Em 10 anos, o valor do investidor foi multiplicado em 25x em valor presente. É um dinheiro que poderia estar no seu bolso se você tivesse deixado para captar recursos quando os riscos fossem menores e o momento mais apropriado.

Agora vamos refazer as contas pensando em outro cenário de negociação! Imagine que, ao invés de avaliar em R$3 milhões, o investidor avaliou sua empresa inicialmente em R$9 milhões devido a diminuição dos riscos. Neste cenário, ele ficaria com uma participação de apenas 10% do negócio. Passados 10 anos, com sua empresa valendo os mesmos R$100 milhões, e ele tendo apenas 10% do total, você, empreendedor, conseguiria R$15 milhões a mais ao final da negociação.

Por fim, imagine agora a situação inversa. Mesmo com o investimento, a sua empresa veio a ser fechada depois de algum tempo. Aquele R$1 milhão de reais que o investidor colocou no seu negócio, no fechamento da empresa significa R$1 milhão a menos que você deixou de gastar, se endividar e se incomodar.

Neste contexto, sempre vale a pena pensar se é a hora certa de captar dinheiro de um investidor, ou eventualmente conseguir alguma linha de crédito barata. Neste caso, Bancos de Fomento são um ótimo exemplo disto. Assim, não serão diluídos demasiadamente por estarem “ainda” no “timing” errado de captação.

Sobre o empreendedor que criou um negócio de US$100 milhões, tendo 20% de participação, mas só recebeu R$10 milhões quando a empresa foi vendida

Um empreendedor conhecido meu, que serviu de inspiração para essa estória, ao longo da construção de seu negócio teve vários “rounds” de captação. A cada rodada de investimentos que recebia, além de ser diluído em seu percentual de participação, os investidores agregavam regras e mais regras em seus contratos de investimento.

Este empreendedor, após vários investimentos, aceitou algo que os fundos de Venture Capital chamam de “liquidation preferences”. Basicamente, estas regras determinam quais investidores serão pagos antes e quanto receberão como pagamento mínimo (estipulando remuneração mínima para seus investimentos), no caso da venda, liquidação da empresa, ou distribuição de dividendos.

Esta empresa no final foi vendida em sua totalidade para um novo investidor. Como os fundos tinham estas regras de “preferências de liquidação”, e “senioridade” no recebimento dos créditos em relação ao fundador, recebiam antes até a chegar ao pagamento mínimo estipulado em contrato. A medida que era calculada a participação acionária de cada sócio com a devida remuneração, caso o valor ajustado dos fundos fosse maior que o valor da participação acionária, o recebimento era feito pelo maior valor. Assim, no fechamento do “deal”, mesmo o fundador tendo direito a 20% dos US$100 milhões, os bancos e fundos foram diluindo sua participação, sobrando ao final somente US$10 milhões para ele ao cabo de tudo.

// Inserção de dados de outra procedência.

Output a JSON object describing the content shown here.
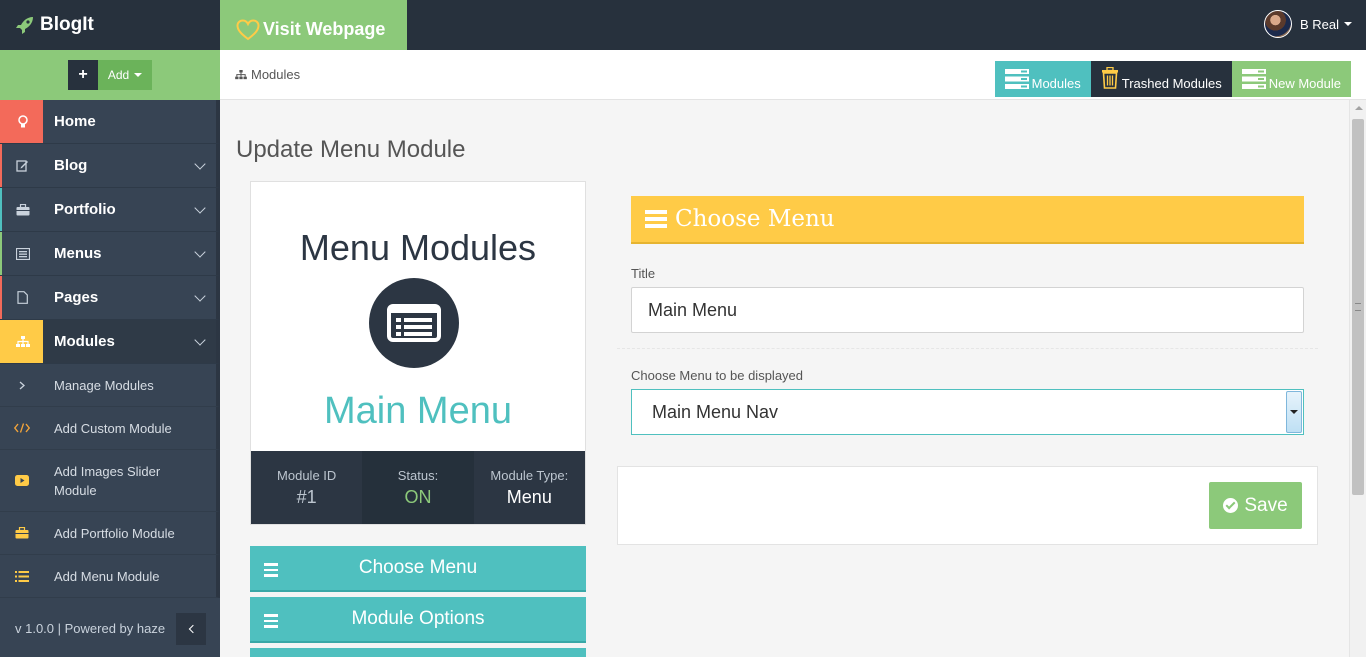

Sobre o empreendedor que vendeu sua empresa por R$90 milhões, e só recebeu R$30 milhões ao final do negócio

Uma das formas mais comuns de negociação na compra de ativos considera uma parte do pagamento no fechamento do “deal”, e o restante do pagamento ao longo de “X” anos, em parcelas atreladas a metas estabelecidas para cada período. Este valor extra pago ao longo dos anos chama-se “earnout”. Durante este período, o empreendedor continua na empresa, se responsabilizando pessoalmente pelo alcance de resultados, já que uma grande parte de seu pagamento está atrelado a isto.

Esta estória foi uma das mais emblemáticas que acompanhei. A aquisição consistia de R$30 milhões no “fechamento”, e os R$60 milhões restantes em quatro parcelas anuais, atreladas a metas estipuladas e aceitas de comum acordo. Um pequeno detalhe no contrato foi o que fez a diferença.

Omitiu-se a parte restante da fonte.